Our method was implemented in Caffe and its MATLAB bindings. The code was not optimized for speed and the average speed is about 2 FPS with a NVidia GeForce GTX Titan X GPU and Intel i7 3.5GHz CPU. The experiments were conducted with large scale tracking benchmarks including OTB and VOT2016 . A single model with a unified set of parameters was used in the experiments for all these benchmarks.
Following the evaluation protocol provided by the OTB benchmark, the performance of trackers was evaluated based on two criterias, namely bounding box overlap ratio and center location error. The final ranks of trackers were determined by the accuracy at the threshold of 20 pixels in the precision plot and the Area Under Curve (AUC) score in the success plot.
Our method was compared with HCF , CNN-SVM , FCNT , MEEM , MUSTer , SRDCF , DSST  and Struck . Among these methods HCF, CNN-SVM and FCNT are CNN based methods, the rest used hand-crafted features. The comparison was carried out for both OTB 50 and OTB 100. MDNet was not included in the comparison because the usage of labeled tracking data in offline training is prohibited in recent standard benchmarks . The overall performance comparison is showed in fig.4. Our method is denoted RPN2T.
We can see from the results that our approach not only outperformed all the methods use hand-crafted features, it also outperformed other CNN based methods. It is worth noting that the size of the network used in our approach is much smaller than the VGG network used in HCF and FCNT. The performance comparison over 8 different challenging scenarios in OTB 100 fig.5. It can be seen that the CNN based methods generally handle the challenging scenarios better than the others.

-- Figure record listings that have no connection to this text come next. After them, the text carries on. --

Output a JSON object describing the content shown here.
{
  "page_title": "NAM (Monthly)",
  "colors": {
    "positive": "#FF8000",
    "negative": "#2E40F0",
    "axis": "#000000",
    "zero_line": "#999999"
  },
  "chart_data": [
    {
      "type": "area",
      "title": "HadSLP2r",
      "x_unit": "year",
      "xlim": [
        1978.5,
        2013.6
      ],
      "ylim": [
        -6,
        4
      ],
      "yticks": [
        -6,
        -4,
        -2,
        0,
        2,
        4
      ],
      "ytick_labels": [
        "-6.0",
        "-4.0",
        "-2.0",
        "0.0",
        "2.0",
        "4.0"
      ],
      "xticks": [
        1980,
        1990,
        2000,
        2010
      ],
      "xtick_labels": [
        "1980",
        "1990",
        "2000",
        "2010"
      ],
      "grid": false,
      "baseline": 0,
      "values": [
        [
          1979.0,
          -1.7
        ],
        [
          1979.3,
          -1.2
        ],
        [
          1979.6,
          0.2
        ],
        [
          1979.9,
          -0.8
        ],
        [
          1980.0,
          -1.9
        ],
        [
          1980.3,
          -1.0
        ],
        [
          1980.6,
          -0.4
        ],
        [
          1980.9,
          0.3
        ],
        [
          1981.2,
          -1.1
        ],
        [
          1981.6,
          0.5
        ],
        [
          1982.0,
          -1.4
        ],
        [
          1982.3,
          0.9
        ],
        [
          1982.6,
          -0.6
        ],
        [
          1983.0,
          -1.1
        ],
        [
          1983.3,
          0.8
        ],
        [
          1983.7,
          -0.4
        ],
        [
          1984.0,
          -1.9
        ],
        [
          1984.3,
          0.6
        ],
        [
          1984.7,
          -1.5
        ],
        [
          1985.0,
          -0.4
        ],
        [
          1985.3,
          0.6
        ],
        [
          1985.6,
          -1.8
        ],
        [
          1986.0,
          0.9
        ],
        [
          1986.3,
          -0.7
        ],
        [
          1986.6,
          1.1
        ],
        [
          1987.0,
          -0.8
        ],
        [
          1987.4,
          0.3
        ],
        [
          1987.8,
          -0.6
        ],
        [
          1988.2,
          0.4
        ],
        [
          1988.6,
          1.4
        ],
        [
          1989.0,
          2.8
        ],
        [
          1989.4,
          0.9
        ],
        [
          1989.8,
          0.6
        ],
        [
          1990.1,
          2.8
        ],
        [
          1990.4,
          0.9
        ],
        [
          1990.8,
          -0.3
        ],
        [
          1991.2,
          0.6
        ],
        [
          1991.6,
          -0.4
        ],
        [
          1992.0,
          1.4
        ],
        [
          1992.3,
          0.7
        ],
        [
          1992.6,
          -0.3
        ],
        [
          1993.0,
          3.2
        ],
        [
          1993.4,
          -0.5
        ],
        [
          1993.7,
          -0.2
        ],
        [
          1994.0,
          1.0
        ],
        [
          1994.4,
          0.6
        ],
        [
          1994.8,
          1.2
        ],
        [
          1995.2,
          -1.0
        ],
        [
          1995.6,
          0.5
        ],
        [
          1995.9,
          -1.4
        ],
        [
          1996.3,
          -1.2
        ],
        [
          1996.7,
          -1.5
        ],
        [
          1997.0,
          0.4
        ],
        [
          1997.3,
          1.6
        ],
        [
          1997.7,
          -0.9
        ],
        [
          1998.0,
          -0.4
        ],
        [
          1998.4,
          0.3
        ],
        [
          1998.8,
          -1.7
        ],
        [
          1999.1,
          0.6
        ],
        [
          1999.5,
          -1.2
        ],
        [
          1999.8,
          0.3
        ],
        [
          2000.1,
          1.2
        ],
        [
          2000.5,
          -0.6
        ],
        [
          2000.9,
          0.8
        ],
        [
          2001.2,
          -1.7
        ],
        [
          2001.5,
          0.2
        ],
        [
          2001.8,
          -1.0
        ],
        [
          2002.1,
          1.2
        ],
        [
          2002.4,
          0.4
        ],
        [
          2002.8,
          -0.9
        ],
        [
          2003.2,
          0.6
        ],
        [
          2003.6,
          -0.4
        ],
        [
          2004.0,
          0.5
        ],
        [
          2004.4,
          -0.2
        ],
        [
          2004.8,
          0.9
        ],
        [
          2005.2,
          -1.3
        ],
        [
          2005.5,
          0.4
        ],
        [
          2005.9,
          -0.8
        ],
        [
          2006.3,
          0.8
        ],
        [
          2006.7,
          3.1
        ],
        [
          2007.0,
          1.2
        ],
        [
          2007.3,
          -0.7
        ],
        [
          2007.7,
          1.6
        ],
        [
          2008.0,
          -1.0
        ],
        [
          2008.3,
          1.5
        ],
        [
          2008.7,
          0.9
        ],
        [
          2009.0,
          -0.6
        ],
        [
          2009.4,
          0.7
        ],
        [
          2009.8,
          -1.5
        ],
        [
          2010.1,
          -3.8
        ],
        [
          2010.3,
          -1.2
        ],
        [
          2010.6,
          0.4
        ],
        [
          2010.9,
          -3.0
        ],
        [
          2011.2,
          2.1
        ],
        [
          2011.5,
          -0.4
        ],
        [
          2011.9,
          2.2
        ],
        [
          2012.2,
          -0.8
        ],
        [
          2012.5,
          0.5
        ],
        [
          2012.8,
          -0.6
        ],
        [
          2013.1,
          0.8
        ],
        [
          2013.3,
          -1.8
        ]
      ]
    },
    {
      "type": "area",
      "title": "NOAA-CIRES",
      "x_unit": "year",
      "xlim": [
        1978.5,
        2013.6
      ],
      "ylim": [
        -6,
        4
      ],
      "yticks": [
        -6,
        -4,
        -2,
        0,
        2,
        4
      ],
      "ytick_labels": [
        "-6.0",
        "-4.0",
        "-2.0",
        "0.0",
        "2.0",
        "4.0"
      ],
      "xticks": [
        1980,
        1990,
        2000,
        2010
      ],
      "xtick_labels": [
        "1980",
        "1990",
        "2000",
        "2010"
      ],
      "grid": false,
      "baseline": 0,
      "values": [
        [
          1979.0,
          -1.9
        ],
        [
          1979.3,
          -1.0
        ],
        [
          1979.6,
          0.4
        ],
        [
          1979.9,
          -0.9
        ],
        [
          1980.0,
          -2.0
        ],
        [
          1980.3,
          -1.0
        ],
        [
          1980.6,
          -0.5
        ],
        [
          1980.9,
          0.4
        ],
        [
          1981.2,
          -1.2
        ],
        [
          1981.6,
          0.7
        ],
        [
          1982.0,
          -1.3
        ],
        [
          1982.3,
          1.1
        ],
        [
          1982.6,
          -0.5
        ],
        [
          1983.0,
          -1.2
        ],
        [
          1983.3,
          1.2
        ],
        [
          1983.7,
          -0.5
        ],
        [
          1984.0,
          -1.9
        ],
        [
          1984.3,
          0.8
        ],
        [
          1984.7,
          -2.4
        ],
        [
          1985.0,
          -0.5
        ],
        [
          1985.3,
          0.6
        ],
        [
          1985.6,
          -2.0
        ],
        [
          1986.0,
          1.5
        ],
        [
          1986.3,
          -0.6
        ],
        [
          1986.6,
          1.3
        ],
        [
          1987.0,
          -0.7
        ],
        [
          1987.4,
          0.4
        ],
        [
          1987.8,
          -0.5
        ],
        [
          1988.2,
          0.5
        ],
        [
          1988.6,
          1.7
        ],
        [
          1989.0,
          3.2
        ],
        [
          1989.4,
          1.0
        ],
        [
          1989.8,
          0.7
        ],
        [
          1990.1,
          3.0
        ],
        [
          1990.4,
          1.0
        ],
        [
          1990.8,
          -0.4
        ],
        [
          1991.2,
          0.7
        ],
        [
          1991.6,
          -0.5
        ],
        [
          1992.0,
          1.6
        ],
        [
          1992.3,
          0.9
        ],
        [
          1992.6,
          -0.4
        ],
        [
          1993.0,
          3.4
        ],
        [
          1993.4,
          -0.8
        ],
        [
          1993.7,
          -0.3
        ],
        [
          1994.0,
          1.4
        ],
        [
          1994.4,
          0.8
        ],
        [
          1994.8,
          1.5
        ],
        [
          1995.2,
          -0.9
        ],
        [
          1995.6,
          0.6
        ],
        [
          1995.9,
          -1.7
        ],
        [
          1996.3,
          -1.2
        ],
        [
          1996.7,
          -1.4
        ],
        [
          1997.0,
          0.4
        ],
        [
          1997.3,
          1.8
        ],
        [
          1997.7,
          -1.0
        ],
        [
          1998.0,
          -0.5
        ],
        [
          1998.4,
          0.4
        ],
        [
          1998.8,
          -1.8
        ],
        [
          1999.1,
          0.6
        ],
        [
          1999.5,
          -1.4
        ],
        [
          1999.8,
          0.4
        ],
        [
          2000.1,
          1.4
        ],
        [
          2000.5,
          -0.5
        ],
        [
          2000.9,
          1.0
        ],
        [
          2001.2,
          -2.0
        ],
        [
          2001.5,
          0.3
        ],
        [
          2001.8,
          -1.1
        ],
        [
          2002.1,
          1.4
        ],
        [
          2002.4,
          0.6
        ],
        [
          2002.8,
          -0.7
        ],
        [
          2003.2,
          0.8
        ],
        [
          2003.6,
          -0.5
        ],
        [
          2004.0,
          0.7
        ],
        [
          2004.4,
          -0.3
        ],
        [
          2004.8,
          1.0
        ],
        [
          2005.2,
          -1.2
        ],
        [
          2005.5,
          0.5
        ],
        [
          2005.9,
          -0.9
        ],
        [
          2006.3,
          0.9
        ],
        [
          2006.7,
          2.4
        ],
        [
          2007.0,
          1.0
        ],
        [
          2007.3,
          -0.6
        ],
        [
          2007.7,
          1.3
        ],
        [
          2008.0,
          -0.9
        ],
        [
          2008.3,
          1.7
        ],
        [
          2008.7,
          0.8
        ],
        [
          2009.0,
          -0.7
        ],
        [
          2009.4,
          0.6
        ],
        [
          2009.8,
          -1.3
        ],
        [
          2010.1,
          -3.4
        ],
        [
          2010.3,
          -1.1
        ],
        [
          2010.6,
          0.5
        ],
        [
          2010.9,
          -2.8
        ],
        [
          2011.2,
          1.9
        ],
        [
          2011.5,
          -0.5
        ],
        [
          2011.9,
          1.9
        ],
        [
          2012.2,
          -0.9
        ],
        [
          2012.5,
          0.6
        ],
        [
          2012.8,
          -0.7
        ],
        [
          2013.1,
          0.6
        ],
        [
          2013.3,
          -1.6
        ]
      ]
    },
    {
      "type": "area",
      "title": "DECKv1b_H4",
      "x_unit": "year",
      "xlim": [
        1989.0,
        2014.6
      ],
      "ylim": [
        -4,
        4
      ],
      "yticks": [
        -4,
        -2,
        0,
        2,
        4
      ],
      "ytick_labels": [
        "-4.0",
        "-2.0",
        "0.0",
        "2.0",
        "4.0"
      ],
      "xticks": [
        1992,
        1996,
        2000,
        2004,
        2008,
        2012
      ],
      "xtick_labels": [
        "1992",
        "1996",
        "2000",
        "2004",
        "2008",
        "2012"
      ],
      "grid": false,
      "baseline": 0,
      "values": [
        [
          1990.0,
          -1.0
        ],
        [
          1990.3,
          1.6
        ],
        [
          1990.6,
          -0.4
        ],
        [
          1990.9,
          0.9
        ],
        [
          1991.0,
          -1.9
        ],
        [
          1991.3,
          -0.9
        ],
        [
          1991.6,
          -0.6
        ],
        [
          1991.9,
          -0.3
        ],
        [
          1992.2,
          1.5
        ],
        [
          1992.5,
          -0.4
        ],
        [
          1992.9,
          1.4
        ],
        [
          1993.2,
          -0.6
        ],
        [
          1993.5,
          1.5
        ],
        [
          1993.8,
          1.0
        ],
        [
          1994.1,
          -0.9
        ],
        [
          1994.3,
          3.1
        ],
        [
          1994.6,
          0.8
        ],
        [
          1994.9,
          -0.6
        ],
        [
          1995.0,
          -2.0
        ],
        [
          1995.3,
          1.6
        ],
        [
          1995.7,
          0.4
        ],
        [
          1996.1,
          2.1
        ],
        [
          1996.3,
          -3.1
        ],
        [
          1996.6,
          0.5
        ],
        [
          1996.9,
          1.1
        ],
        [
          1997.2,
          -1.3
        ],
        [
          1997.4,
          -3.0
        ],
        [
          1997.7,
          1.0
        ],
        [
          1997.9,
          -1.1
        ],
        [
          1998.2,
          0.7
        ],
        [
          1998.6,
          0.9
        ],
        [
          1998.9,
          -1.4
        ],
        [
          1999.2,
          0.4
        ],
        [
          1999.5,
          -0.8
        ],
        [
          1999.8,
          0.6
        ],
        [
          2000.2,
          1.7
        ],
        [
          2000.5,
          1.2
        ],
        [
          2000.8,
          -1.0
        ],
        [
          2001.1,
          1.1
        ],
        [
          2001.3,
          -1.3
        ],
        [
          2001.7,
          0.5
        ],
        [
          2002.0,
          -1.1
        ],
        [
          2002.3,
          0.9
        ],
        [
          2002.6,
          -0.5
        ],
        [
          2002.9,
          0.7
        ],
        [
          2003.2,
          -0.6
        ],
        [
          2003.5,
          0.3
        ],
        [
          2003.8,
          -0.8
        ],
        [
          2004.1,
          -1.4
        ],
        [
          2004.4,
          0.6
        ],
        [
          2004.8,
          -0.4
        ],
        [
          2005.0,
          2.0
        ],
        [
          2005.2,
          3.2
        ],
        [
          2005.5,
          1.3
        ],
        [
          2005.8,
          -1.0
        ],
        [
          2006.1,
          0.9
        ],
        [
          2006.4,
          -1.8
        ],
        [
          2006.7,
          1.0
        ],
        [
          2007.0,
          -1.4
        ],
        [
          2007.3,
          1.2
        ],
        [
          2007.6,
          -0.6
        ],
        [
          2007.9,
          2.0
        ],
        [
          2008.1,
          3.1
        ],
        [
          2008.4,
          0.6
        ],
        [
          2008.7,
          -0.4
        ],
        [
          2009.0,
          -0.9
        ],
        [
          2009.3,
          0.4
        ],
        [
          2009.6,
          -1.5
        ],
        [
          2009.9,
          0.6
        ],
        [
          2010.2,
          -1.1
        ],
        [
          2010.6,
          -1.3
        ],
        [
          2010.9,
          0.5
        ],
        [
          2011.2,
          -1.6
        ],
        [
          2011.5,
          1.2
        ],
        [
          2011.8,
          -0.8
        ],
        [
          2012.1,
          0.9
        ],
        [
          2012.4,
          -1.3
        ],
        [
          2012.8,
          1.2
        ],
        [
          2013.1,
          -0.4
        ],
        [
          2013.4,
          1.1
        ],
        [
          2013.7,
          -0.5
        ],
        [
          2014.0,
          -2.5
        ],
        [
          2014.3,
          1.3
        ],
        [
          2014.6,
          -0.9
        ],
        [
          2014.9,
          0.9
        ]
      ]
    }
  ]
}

Our method is able to robustly handled all the 8 types of scenarios and outperformed all the other methods.
Some of the qualitative results can be found in fig.6.
Our method was also quantitatively compared with the top 5 methods in the VOT 2016  challange including TCNN , C-COT , Staple , SSAT and MLDF. The VOT 2016 challenge is composed of 60 challenging video sequences with large variations and covers many different scenarios. Differ from the OTB benchmark, the VOT benchmark provides a re-initialization mechanism. Once the trackers fail to track the target, it will be reset with ground-truths in the middle of evaluation process.
In VOT 2016 three primary measures are used to analyze tracking performance namely, accuracy (ACC), robustness (ROB) and expected average overlap (EAO). The accuracy is the average overlap between the predicted and ground truth bounding boxes during successful tracking periods. On the other hand, the robustness measures how many times the tracker loses the target (fails) during tracking. Averaging per-frame accuracy gives per-sequence accuracy, while per-sequence robustness is computed by averaging failure rates over different runs. The third primary measure, called the expected average overlap (EAO), is an estimator of the average overlap a tracker is expected to attain on a large collection of short-term sequences with the same visual properties as the given dataset. This measure addresses the problem of increased variance and bias of AO measure due to variable sequence lengths on practical datasets. The result is showed in table.1. Our method ranks the first in EAO and is competitive in ACC and ROB.
In this paper, we showed that by utilizing the internal structure of the top layer feature maps of RPN our method achieved state-of-the-art results in two large scale visual tracking benchmarks without doing ensemble and feature engineering. The key to realize this is a novel loss function which simultaneously considers tracking accuracy and bounding box quality without which the potential of RPN in tracking can not be unleashed.